Moving on to Demon's Souls (PS3), which sold just over 150,000 units according to Gamasutra. Well, and Brutal Legend (360, PS3), which sold 216,000 units. Demon's Souls on the PS3 outsold Brutal Legend on the 360, and when you consider the relative installed bases, the difficulty of Demon's Souls, and the much higher profile of Brutal Legend (as well as a much stronger marketing effort), it's quite shocking.

Or not.

Here's the thing about Brutal Legend: it's funny. It's really funny. If you asked me what I thought about Brutal Legend, the first five things I would say would involve humor.

Here's the other thing about Brutal Legend, though: it's not nearly as much fun to actually play. At least, it wasn't for me. I loved getting to the next cut scene, or the next laugh, but the actual gameplay wasn't fresh or interesting or particularly polished.
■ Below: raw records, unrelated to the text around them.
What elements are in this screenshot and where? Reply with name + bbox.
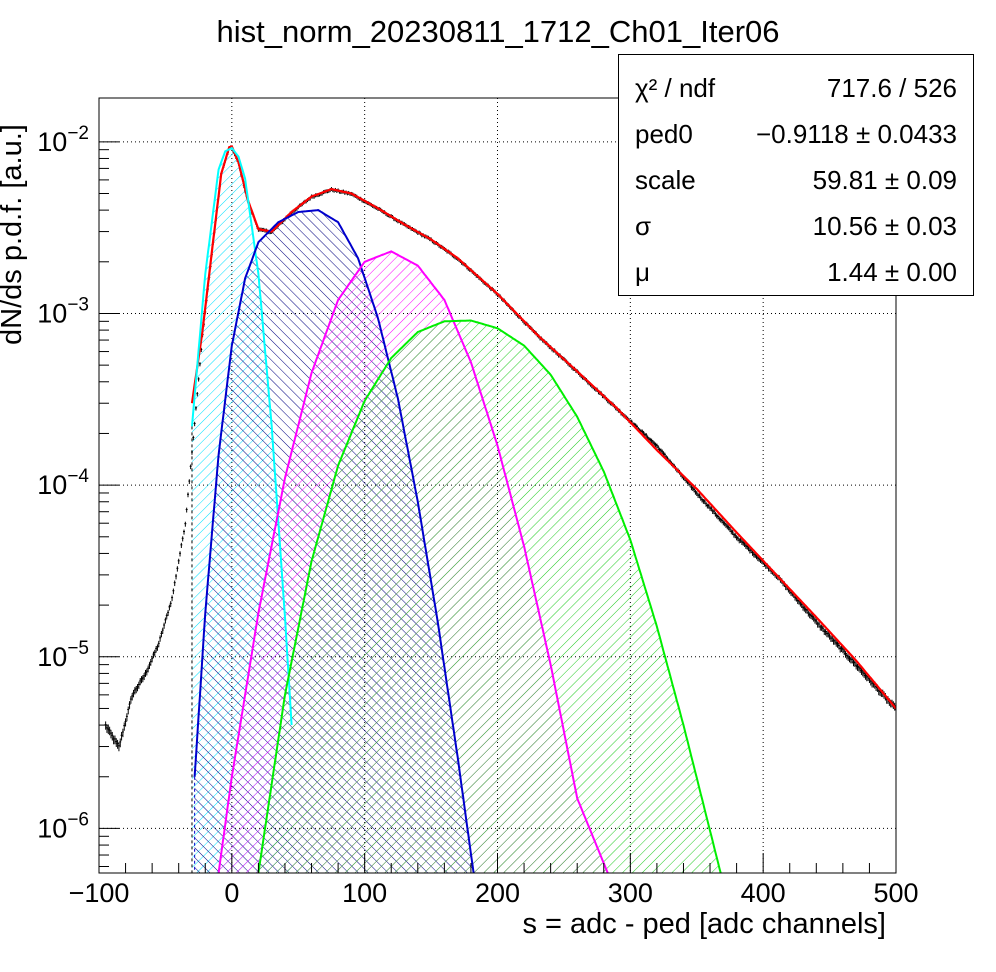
stat-row-mu: μ 1.44 ± 0.00 [635,251,957,291]
fit-curves [190,145,896,873]
stat-label: σ [635,211,652,241]
x-axis-label: s = adc - ped [adc channels] [522,908,886,940]
stat-label: scale [635,165,696,195]
y-tick-label: 10−4 [37,466,89,500]
y-tick-label: 10−5 [37,638,89,672]
stat-label: μ [635,257,650,287]
y-tick-label: 10−2 [37,123,89,157]
x-tick-label: 200 [475,878,520,908]
stat-value: 1.44 ± 0.00 [827,257,957,287]
x-tick-label: 400 [741,878,786,908]
stat-row-chi2: χ² / ndf 717.6 / 526 [635,67,957,107]
component-curve [217,250,609,873]
tick-labels: −100 0 100 200 300 400 500 10−2 10−3 10−4 10−5 10−6 [37,123,918,908]
fit-stats-box: χ² / ndf 717.6 / 526 ped0 −0.9118 ± 0.04… [618,54,974,296]
x-tick-label: 500 [873,878,918,908]
stat-row-sigma: σ 10.56 ± 0.03 [635,205,957,245]
stat-value: 59.81 ± 0.09 [812,165,957,195]
component-curve [257,319,722,873]
component-curve [191,146,293,726]
y-tick-label: 10−3 [37,294,89,328]
x-tick-label: −100 [69,878,130,908]
component-hatch-fill [258,320,721,873]
x-tick-label: 0 [224,878,239,908]
component-curve [193,209,475,873]
stat-row-ped0: ped0 −0.9118 ± 0.0433 [635,113,957,153]
component-fill-layer [191,148,721,873]
stat-label: ped0 [635,119,693,149]
y-tick-label: 10−6 [37,809,89,843]
axis-ticks [98,141,897,873]
stat-value: 10.56 ± 0.03 [812,211,957,241]
stat-value: −0.9118 ± 0.0433 [755,119,957,149]
stat-label: χ² / ndf [635,73,716,103]
y-axis-label: dN/ds p.d.f. [a.u.] [0,124,28,345]
x-tick-label: 300 [608,878,653,908]
x-tick-label: 100 [342,878,387,908]
stat-value: 717.6 / 526 [826,73,957,103]
stat-row-scale: scale 59.81 ± 0.09 [635,159,957,199]
chart-title: hist_norm_20230811_1712_Ch01_Iter06 [216,14,780,49]
total-fit-curve [190,145,896,710]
I think this really created a purchasing problem. Brutal Legend couldn't "win" a comparison with other games in other genres because it was hard to even define its genre, really. "Funny game" doesn't really have a specific place. It became an extra purchase instead of a core purchase.

The ideal approach with Brutal Legend, in my mind, would have been to release it in a less congested period for new releases. The offbeat game generally does better at those times--February, for example--than when it's competing with the meat of the holiday season.

Demon's Souls also has a word that always comes up first: gameplay. The gameplay is freaking fantastic. It has some innovative play mechanics, but it's still easy to define against other games, and it will win almost any comparison. So in an either-or comparison, which is how many purchasing decisions are made, Demon's Souls would do extremely well.

Plus, and I think this is important, the game already came out in Japan, plenty of people had imported it, and the word of mouth (just like with the original Guitar Hero) was fantastic.

By almost any definition, Demon's Souls is a great game. And for once, at least, that greatness has been rewarded, because no one (to my knowledge) was expecting anywhere near the sales numbers it turned in. Even better for Atlus, I don't think many people will trade this game in, at least not for several months, which will force more people to buy new copies instead of used.